“Would a Labour Government in the UK be a price worth paying to preserve the Union?” was the impossible rhetorical question a friend asked me. After all, if the SNP are in terminal decline, Labour are likely to be the main beneficiaries – perhaps by as many as 20 or 30 seats. I would not go as far as some junior Tory spokesman in Edinburgh who apparently suggested that people should vote Labour to destroy the SNP and preserve the Union. Tactical voting is a form of electoral prostitution. “Fred Blogs Winning here” is the vainglorious and meaningless slogan of the LibDems- as if winning was, of itself, worth having, almost irrespective of what policies may lie behind it. You should in my view always vote with your instincts and principles.

I was born, brought up and educated in Scotland, and my Father was Moderator of the General Assembly of the Church of Scotland (a kind of Scottish Archbishop, but only for 1 year), so you don’t get more Scottish than me. Yet having lived in England for twice the time I spent North of the Border, I am a living symbol of the Union. London is the capital, not Edinburgh, which has more to do with kilts and haggis than with real government.  I have always been a committed Unionist having argued strongly against the Scottish Parliament in the first place. My perhaps excessively crisp views on the matter on Newsnight made me amongst the shortest ever members of the Shadow Cabinet- 5 days as Shadow Scottish Secretary. As HRH the Princess Royal commented shortly afterwards “My ancestor Lady Jane Grey survived 9 days as Queen of England. How come you only managed 5 in Scotland?” “Different spelling, Ma’am.”

Our island Nation is too small- and too united and homogeneous - to divide up into little bits to satisfy perhaps sentimental nationalism as typified by the SNP. I am all in favour of devolution. Decisions should be taken at the lowest level of government possible to be as close to the people as possible. But handing tax raising powers, total control of education, the health service, transport and so much more to the Scottish Parliament seemed to me at the time to be a recipe for disaster. After all, when it all goes wrong (as it has- spectacularly), the Scottish Government will quite simply blame London- for ‘budget cuts’. It’s an old game played by local government. Blame the centre for your own inadequacies.

There is also a fatal flaw at the heart of Scottish Nationalism. A second independence referendum would either vote ‘yes’- in which case the SNP are finished rather like UKIP after Brexit; or it might vote ‘No’ in which case the SNP are finished having failed to achieve their most basic and central demand.
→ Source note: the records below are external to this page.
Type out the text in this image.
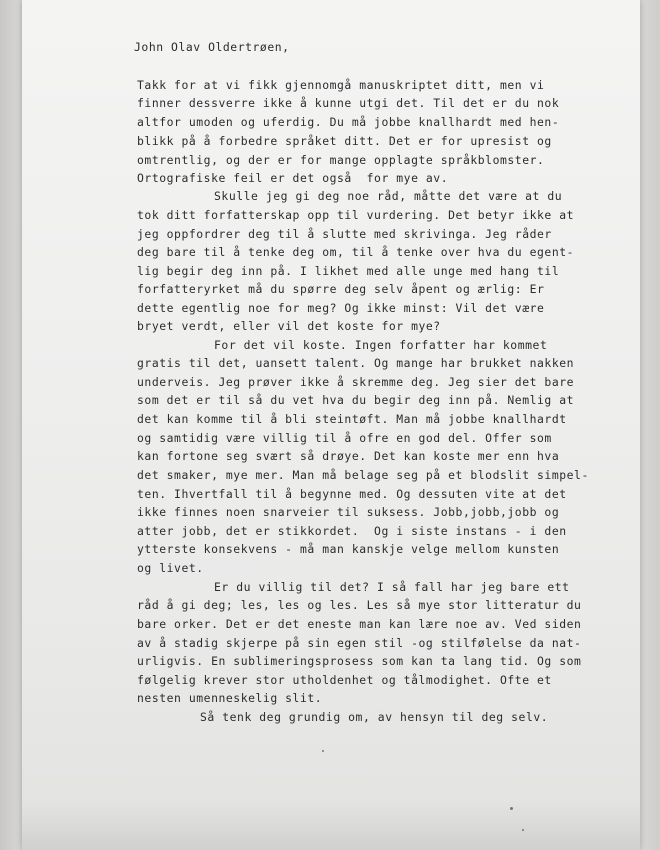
John Olav Oldertrøen,
Takk for at vi fikk gjennomgå manuskriptet ditt, men vi
finner dessverre ikke å kunne utgi det. Til det er du nok
altfor umoden og uferdig. Du må jobbe knallhardt med hen-
blikk på å forbedre språket ditt. Det er for upresist og
omtrentlig, og der er for mange opplagte språkblomster.
Ortografiske feil er det også  for mye av.
Skulle jeg gi deg noe råd, måtte det være at du
tok ditt forfatterskap opp til vurdering. Det betyr ikke at
jeg oppfordrer deg til å slutte med skrivinga. Jeg råder
deg bare til å tenke deg om, til å tenke over hva du egent-
lig begir deg inn på. I likhet med alle unge med hang til
forfatteryrket må du spørre deg selv åpent og ærlig: Er
dette egentlig noe for meg? Og ikke minst: Vil det være
bryet verdt, eller vil det koste for mye?
For det vil koste. Ingen forfatter har kommet
gratis til det, uansett talent. Og mange har brukket nakken
underveis. Jeg prøver ikke å skremme deg. Jeg sier det bare
som det er til så du vet hva du begir deg inn på. Nemlig at
det kan komme til å bli steintøft. Man må jobbe knallhardt
og samtidig være villig til å ofre en god del. Offer som
kan fortone seg svært så drøye. Det kan koste mer enn hva
det smaker, mye mer. Man må belage seg på et blodslit simpel-
ten. Ihvertfall til å begynne med. Og dessuten vite at det
ikke finnes noen snarveier til suksess. Jobb,jobb,jobb og
atter jobb, det er stikkordet.  Og i siste instans - i den
ytterste konsekvens - må man kanskje velge mellom kunsten
og livet.
Er du villig til det? I så fall har jeg bare ett
råd å gi deg; les, les og les. Les så mye stor litteratur du
bare orker. Det er det eneste man kan lære noe av. Ved siden
av å stadig skjerpe på sin egen stil -og stilfølelse da nat-
urligvis. En sublimeringsprosess som kan ta lang tid. Og som
følgelig krever stor utholdenhet og tålmodighet. Ofte et
nesten umenneskelig slit.
Så tenk deg grundig om, av hensyn til deg selv.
So the survival of the SNP depended on campaigning for a referendum, but never actually achieving one. That was a piece of chicanery which could not possibly last. When it is not about policy, not about the better government of the people, but becomes all about the politicos themselves, or the party they have formed, it will come unstuck, as it seems to be doing in a most spectacular way in my native heath.

So we Unionists must strike while the iron is hot; we must destroy the poison which is Scottish Nationalism both at the polls and in political discourse. The Union of the United Kingdom of Great Britain and Northern Ireland is too valuable an institution to be smashed on the self-regarding rocks of the independence movement.